In a symphony news release, Preu predicted, “This last concert of the 2012-13 season will be like a walk-off home run by the orchestra.”
In a telephone interview, Tao said his upcoming visit to Spokane will mark his first trip to Washington and his first time working with Preu. He’s looking forward to sharing the Beethoven works with the Spokane audience. “I would like the audience to experience and remember what a Beethoven sound is like, the diversity and unity in each concerto, the approach in style, and a feeling for the significance of these works,” he said.
Tao is a music student in a combined program at Columbia University and The Julliard School of Music while also studying musical composition at Yale University.
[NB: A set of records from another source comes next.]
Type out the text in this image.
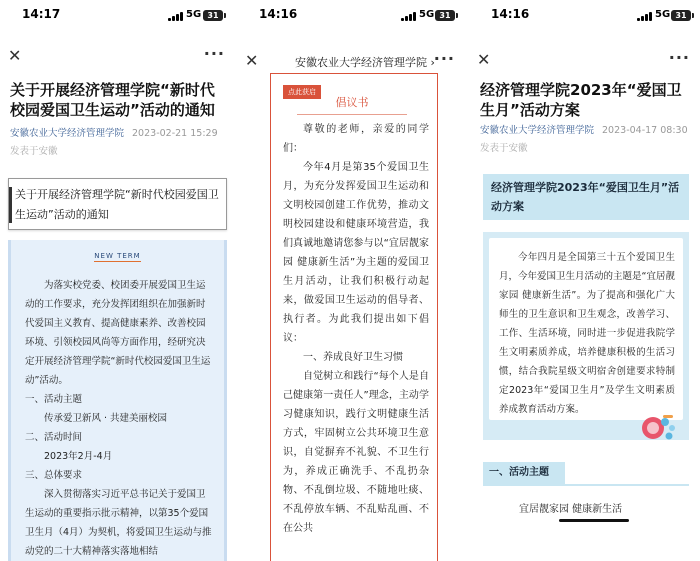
14:17	5G 31
✕	···
关于开展经济管理学院“新时代校园爱国卫生运动”活动的通知
安徽农业大学经济管理学院 2023-02-21 15:29
发表于安徽
关于开展经济管理学院“新时代校园爱国卫生运动”活动的通知
NEW TERM

为落实校党委、校团委开展爱国卫生运动的工作要求，充分发挥团组织在加强新时代爱国主义教育、提高健康素养、改善校园环境、引领校园风尚等方面作用，经研究决定开展经济管理学院“新时代校园爱国卫生运动”活动。

一、活动主题

传承爱卫新风 · 共建美丽校园

二、活动时间

2023年2月-4月

三、总体要求

深入贯彻落实习近平总书记关于爱国卫生运动的重要指示批示精神，以第35个爱国卫生月（4月）为契机，将爱国卫生运动与推动党的二十大精神落实落地相结

14:16	5G 31
✕	安徽农业大学经济管理学院 ›
···
点此获启
倡议书

尊敬的老师，亲爱的同学们：

今年4月是第35个爱国卫生月，为充分发挥爱国卫生运动和文明校园创建工作优势，推动文明校园建设和健康环境营造，我们真诚地邀请您参与以“宜居靓家园 健康新生活”为主题的爱国卫生月活动，让我们积极行动起来，做爱国卫生运动的倡导者、执行者。为此我们提出如下倡议：

一、养成良好卫生习惯

自觉树立和践行“每个人是自己健康第一责任人”理念，主动学习健康知识，践行文明健康生活方式，牢固树立公共环境卫生意识，自觉摒弃不礼貌、不卫生行为，养成正确洗手、不乱扔杂物、不乱倒垃圾、不随地吐痰、不乱停放车辆、不乱贴乱画、不在公共

14:16	5G 31
✕	···
经济管理学院2023年“爱国卫生月”活动方案
安徽农业大学经济管理学院 2023-04-17 08:30
发表于安徽
经济管理学院2023年“爱国卫生月”活动方案
今年四月是全国第三十五个爱国卫生月，今年爱国卫生月活动的主题是“宜居靓家园 健康新生活”。为了提高和强化广大师生的卫生意识和卫生观念，改善学习、工作、生活环境，同时进一步促进我院学生文明素质养成，培养健康积极的生活习惯，结合我院星级文明宿舍创建要求特制定2023年“爱国卫生月”及学生文明素质养成教育活动方案。
一、活动主题
宜居靓家园 健康新生活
He has been commissioned by the Dallas Symphony Orchestra to compose a work to honor the 50th anniversary of John F. Kennedy’s assassination to be premiered this November.
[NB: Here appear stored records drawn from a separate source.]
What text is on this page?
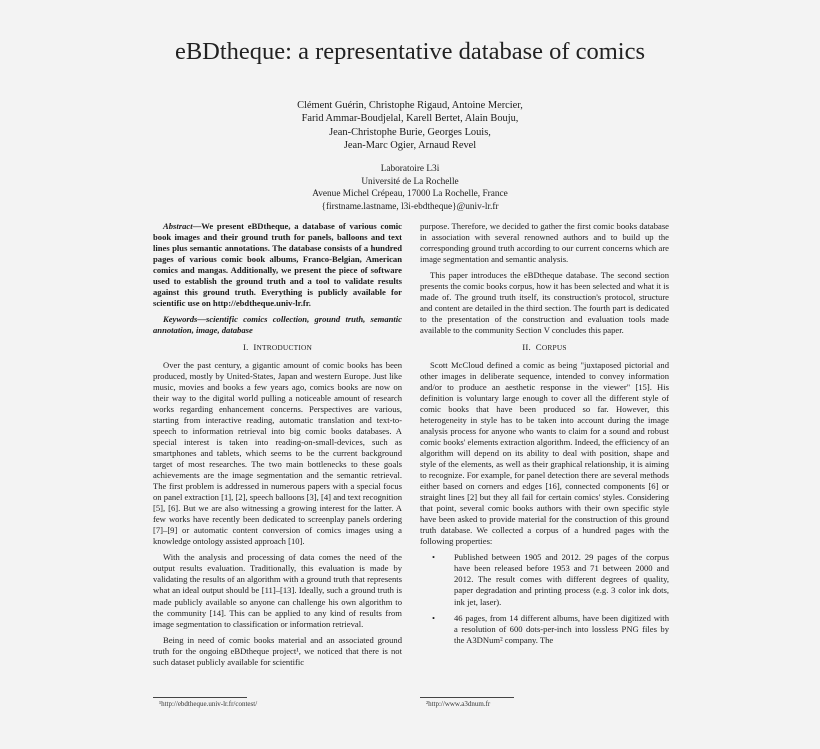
eBDtheque: a representative database of comics
Clément Guérin, Christophe Rigaud, Antoine Mercier,
Farid Ammar-Boudjelal, Karell Bertet, Alain Bouju,
Jean-Christophe Burie, Georges Louis,
Jean-Marc Ogier, Arnaud Revel
Laboratoire L3i
Université de La Rochelle
Avenue Michel Crépeau, 17000 La Rochelle, France
{firstname.lastname, l3i-ebdtheque}@univ-lr.fr

Abstract—We present eBDtheque, a database of various comic book images and their ground truth for panels, balloons and text lines plus semantic annotations. The database consists of a hundred pages of various comic book albums, Franco-Belgian, American comics and mangas. Additionally, we present the piece of software used to establish the ground truth and a tool to validate results against this ground truth. Everything is publicly available for scientific use on http://ebdtheque.univ-lr.fr.

Keywords—scientific comics collection, ground truth, semantic annotation, image, database

I. INTRODUCTION

Over the past century, a gigantic amount of comic books has been produced, mostly by United-States, Japan and western Europe. Just like music, movies and books a few years ago, comics books are now on their way to the digital world pulling a noticeable amount of research works regarding enhancement concerns. Perspectives are various, starting from interactive reading, automatic translation and text-to-speech to information retrieval into big comic books databases. A special interest is taken into reading-on-small-devices, such as smartphones and tablets, which seems to be the current background target of most researches. The two main bottlenecks to these goals achievements are the image segmentation and the semantic retrieval. The first problem is addressed in numerous papers with a special focus on panel extraction [1], [2], speech balloons [3], [4] and text recognition [5], [6]. But we are also witnessing a growing interest for the latter. A few works have recently been dedicated to screenplay panels ordering [7]–[9] or automatic content conversion of comics images using a knowledge ontology assisted approach [10].

With the analysis and processing of data comes the need of the output results evaluation. Traditionally, this evaluation is made by validating the results of an algorithm with a ground truth that represents what an ideal output should be [11]–[13]. Ideally, such a ground truth is made publicly available so anyone can challenge his own algorithm to the community [14]. This can be applied to any kind of results from image segmentation to classification or information retrieval.

Being in need of comic books material and an associated ground truth for the ongoing eBDtheque project¹, we noticed that there is not such dataset publicly available for scientific

purpose. Therefore, we decided to gather the first comic books database in association with several renowned authors and to build up the corresponding ground truth according to our current concerns which are image segmentation and semantic analysis.

This paper introduces the eBDtheque database. The second section presents the comic books corpus, how it has been selected and what it is made of. The ground truth itself, its construction's protocol, structure and content are detailed in the third section. The fourth part is dedicated to the presentation of the construction and evaluation tools made available to the community Section V concludes this paper.

II. CORPUS

Scott McCloud defined a comic as being "juxtaposed pictorial and other images in deliberate sequence, intended to convey information and/or to produce an aesthetic response in the viewer" [15]. His definition is voluntary large enough to cover all the different style of comic books that have been produced so far. However, this heterogeneity in style has to be taken into account during the image analysis process for anyone who wants to claim for a sound and robust comic books' elements extraction algorithm. Indeed, the efficiency of an algorithm will depend on its ability to deal with position, shape and style of the elements, as well as their graphical relationship, it is aiming to recognize. For example, for panel detection there are several methods either based on corners and edges [16], connected components [6] or straight lines [2] but they all fail for certain comics' styles. Considering that point, several comic books authors with their own specific style have been asked to provide material for the construction of this ground truth database. We collected a corpus of a hundred pages with the following properties:

• Published between 1905 and 2012. 29 pages of the corpus have been released before 1953 and 71 between 2000 and 2012. The result comes with different degrees of quality, paper degradation and printing process (e.g. 3 color ink dots, ink jet, laser).
• 46 pages, from 14 different albums, have been digitized with a resolution of 600 dots-per-inch into lossless PNG files by the A3DNum² company. The
¹http://ebdtheque.univ-lr.fr/contest/	²http://www.a3dnum.fr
“It is quite interesting to think about the reverberation of an event that happened over 30 years before I was born,” Tao said. “I want the music to be a reflection on the historical narrative.”
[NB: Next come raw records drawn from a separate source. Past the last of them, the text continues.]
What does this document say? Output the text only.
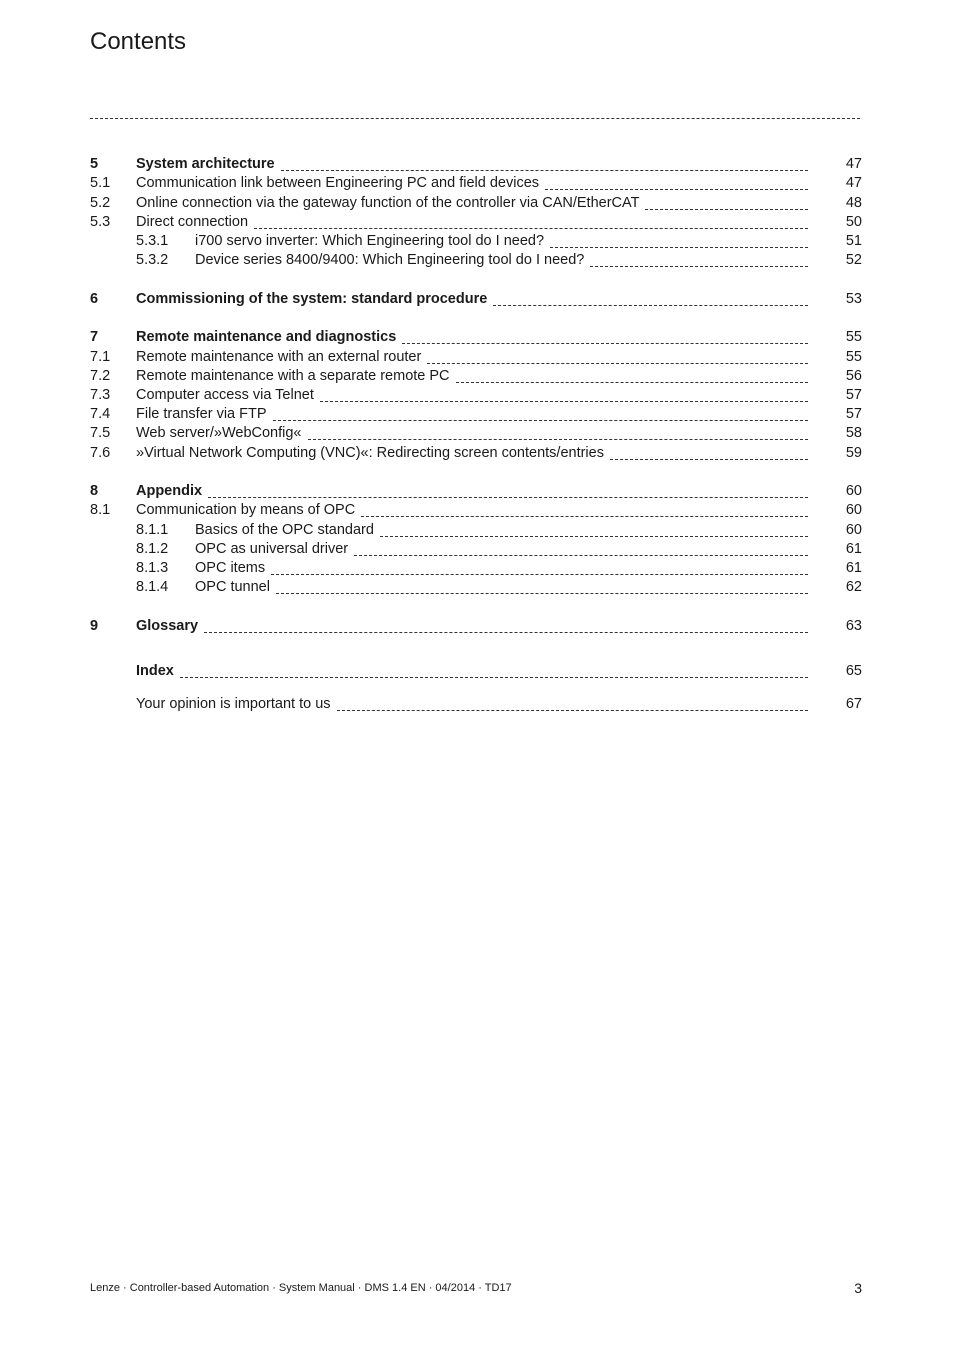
Contents
5	System architecture	47
5.1 Communication link between Engineering PC and field devices	47
5.2 Online connection via the gateway function of the controller via CAN/EtherCAT	48
5.3 Direct connection	50
5.3.1 i700 servo inverter: Which Engineering tool do I need?	51
5.3.2 Device series 8400/9400: Which Engineering tool do I need?	52
6	Commissioning of the system: standard procedure	53
7	Remote maintenance and diagnostics	55
7.1 Remote maintenance with an external router	55
7.2 Remote maintenance with a separate remote PC	56
7.3 Computer access via Telnet	57
7.4 File transfer via FTP	57
7.5 Web server/»WebConfig«	58
7.6 »Virtual Network Computing (VNC)«: Redirecting screen contents/entries	59
8	Appendix	60
8.1 Communication by means of OPC	60
8.1.1 Basics of the OPC standard	60
8.1.2 OPC as universal driver	61
8.1.3 OPC items	61
8.1.4 OPC tunnel	62
9	Glossary	63
Index	65
Your opinion is important to us	67
Lenze · Controller-based Automation · System Manual · DMS 1.4 EN · 04/2014 · TD17	3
The Detroit Free Press hailed Tao’s January 2012 performance of Camille Saint-Saëns’ Piano Concerto No. 2 with the Detroit Symphony as “a blazing debut … a performance no less seductive in its lyrical beauty than hair-raising in its technical brilliance.”
Piano Concerto No. 1 in C Major, Op. 15, and Piano Concerto No. 2 in B-flat Major, Op. 19, are both indebted to the musical legacy of Franz Josef Haydn and Wolfgang Amadeus Mozart. However, especially in No. 2, there is a glimmer of Beethoven beginning to express his own musical personality.
Symphony organizers, in news release, said “Beethoven broke some important new ground with” Piano Concerto No. 4 in G major, Op. 58. “The innovations were not well received by the audience,” the release noted. “The great work fell into neglect until (Felix) Mendelssohn revived it in 1836 and performed it frequently thereafter.”
Beethoven scholar Antony Hopkins has written that Beethoven “came of age” writing Concerto No. 3 in C minor, Op. 37. “The work is essentially forward looking and might be said to have laid the foundations on which the great romantic concertos of the nineteenth century were ultimately to be built.”
Beethoven composed Concerto No. 5 in E flat major, Op. 73 (“Emperor”) during the siege of Vienna by the French in 1809. Under dangerous conditions Beethoven not only created one of the great monuments of classical music but also composed the Piano Sonata, Op. 81a (“Les adieux”), and the String Quartet in E flat, Op. 74 (“Harp”).
The name “Emperor” was not Beethoven’s idea but was created by one of his publishers without the composer’s approval.